[The Grandissimes by George Washington Cable]@TWC D-Link book
The Grandissimes

CHAPTER XXX
3/7

So there, in a word, was the reason why Joseph had, and others had not, been admitted to her presence.
As obviously to the apothecary's eyes as anything intangible could be, a load of suffering was lifted from the quadroon's mind, as this explanation was concluded.

Yet he only sat in meditation before his tenant, who regarded him long and sadly.
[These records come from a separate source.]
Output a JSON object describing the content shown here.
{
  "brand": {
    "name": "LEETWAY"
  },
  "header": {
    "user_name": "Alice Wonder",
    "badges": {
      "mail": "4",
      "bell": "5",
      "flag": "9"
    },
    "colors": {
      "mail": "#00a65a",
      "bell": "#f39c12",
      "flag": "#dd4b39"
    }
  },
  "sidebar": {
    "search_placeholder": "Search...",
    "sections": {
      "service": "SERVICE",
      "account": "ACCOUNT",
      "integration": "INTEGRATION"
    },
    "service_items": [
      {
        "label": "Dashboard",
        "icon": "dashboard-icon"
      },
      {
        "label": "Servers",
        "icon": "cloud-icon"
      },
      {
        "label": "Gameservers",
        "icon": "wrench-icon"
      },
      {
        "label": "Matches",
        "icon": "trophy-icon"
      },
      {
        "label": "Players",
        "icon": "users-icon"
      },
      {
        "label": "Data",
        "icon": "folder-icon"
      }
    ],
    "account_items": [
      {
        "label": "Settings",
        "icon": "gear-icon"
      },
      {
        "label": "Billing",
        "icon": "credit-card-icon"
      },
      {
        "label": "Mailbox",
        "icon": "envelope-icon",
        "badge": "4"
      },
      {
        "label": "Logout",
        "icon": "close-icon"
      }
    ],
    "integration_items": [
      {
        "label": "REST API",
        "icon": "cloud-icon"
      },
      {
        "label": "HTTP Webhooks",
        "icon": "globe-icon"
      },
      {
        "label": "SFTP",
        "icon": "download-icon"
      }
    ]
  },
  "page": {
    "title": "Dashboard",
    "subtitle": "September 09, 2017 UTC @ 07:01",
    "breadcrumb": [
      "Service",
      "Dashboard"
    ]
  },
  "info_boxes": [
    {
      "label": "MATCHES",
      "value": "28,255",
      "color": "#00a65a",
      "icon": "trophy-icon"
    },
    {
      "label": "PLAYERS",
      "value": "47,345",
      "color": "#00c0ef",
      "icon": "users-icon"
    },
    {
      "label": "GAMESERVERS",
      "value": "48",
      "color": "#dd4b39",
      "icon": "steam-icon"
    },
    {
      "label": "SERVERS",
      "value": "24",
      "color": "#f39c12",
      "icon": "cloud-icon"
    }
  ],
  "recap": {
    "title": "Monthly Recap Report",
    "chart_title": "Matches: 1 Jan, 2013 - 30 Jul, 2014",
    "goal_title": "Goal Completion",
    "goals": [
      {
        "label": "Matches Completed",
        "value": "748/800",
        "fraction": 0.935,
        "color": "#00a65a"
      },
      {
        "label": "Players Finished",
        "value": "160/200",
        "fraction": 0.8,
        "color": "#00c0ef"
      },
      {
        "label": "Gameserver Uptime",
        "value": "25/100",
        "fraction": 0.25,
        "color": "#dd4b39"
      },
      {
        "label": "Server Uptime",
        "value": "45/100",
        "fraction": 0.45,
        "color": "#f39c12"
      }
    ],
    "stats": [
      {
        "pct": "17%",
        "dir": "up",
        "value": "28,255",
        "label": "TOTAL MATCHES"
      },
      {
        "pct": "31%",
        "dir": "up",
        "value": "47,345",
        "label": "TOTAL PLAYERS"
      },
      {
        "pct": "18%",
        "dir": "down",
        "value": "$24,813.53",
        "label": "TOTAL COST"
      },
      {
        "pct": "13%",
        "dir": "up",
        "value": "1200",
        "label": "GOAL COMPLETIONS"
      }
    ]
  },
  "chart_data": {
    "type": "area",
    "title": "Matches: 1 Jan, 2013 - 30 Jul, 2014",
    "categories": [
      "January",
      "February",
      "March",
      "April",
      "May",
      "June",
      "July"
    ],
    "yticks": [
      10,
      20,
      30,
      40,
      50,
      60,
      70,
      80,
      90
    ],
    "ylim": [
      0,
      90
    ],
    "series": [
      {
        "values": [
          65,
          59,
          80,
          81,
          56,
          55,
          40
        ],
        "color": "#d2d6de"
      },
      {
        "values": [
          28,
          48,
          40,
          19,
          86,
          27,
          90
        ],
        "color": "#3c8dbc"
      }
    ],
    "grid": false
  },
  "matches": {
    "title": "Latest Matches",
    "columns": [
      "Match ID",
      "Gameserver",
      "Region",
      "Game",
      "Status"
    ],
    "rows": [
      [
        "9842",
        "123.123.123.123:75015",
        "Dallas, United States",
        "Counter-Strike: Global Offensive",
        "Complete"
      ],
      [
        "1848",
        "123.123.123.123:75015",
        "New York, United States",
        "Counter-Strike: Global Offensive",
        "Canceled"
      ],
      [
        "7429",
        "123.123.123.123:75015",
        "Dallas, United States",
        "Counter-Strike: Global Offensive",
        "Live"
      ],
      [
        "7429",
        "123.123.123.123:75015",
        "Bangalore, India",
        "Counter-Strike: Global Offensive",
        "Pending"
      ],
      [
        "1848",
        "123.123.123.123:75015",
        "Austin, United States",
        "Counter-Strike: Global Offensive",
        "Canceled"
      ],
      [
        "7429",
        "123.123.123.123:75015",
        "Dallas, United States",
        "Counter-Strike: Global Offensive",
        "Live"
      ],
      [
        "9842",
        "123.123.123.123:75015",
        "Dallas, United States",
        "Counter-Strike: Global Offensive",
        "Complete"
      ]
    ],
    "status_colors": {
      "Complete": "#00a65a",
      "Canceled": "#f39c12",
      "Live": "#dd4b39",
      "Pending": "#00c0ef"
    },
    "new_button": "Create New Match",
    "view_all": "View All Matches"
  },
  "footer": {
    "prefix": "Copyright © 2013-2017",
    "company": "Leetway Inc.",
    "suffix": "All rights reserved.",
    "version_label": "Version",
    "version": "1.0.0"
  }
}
Then, seized with one of his energetic impulses, he suddenly said: "Mr.Grandissime, you are a man of intelligence, accomplishments, leisure and wealth; why" (clenchings his fists and frowning), "why do you not give yourself--your time--wealth--attainments--energies--everything--to the cause of the downtrodden race with which this community's scorn unjustly compels you to rank yourself ?" The quadroon did not meet Frowenfeld's kindled eyes for a moment, and when he did, it was slowly and dejectedly.
"He canno' be," he said, and then, seeing his words were not understood, he added: "He 'ave no Cause.

Dad peop' 'ave no Cause." He went on from this with many pauses and gropings after words and idiom, to tell, with a plaintiveness that seemed to Frowenfeld almost unmanly, the reasons why the people, a little of whose blood had been enough to blast his life, would never be free by the force of their own arm.

Reduced to the meanings which he vainly tried to convey in words, his statement was this: that that people was not a people.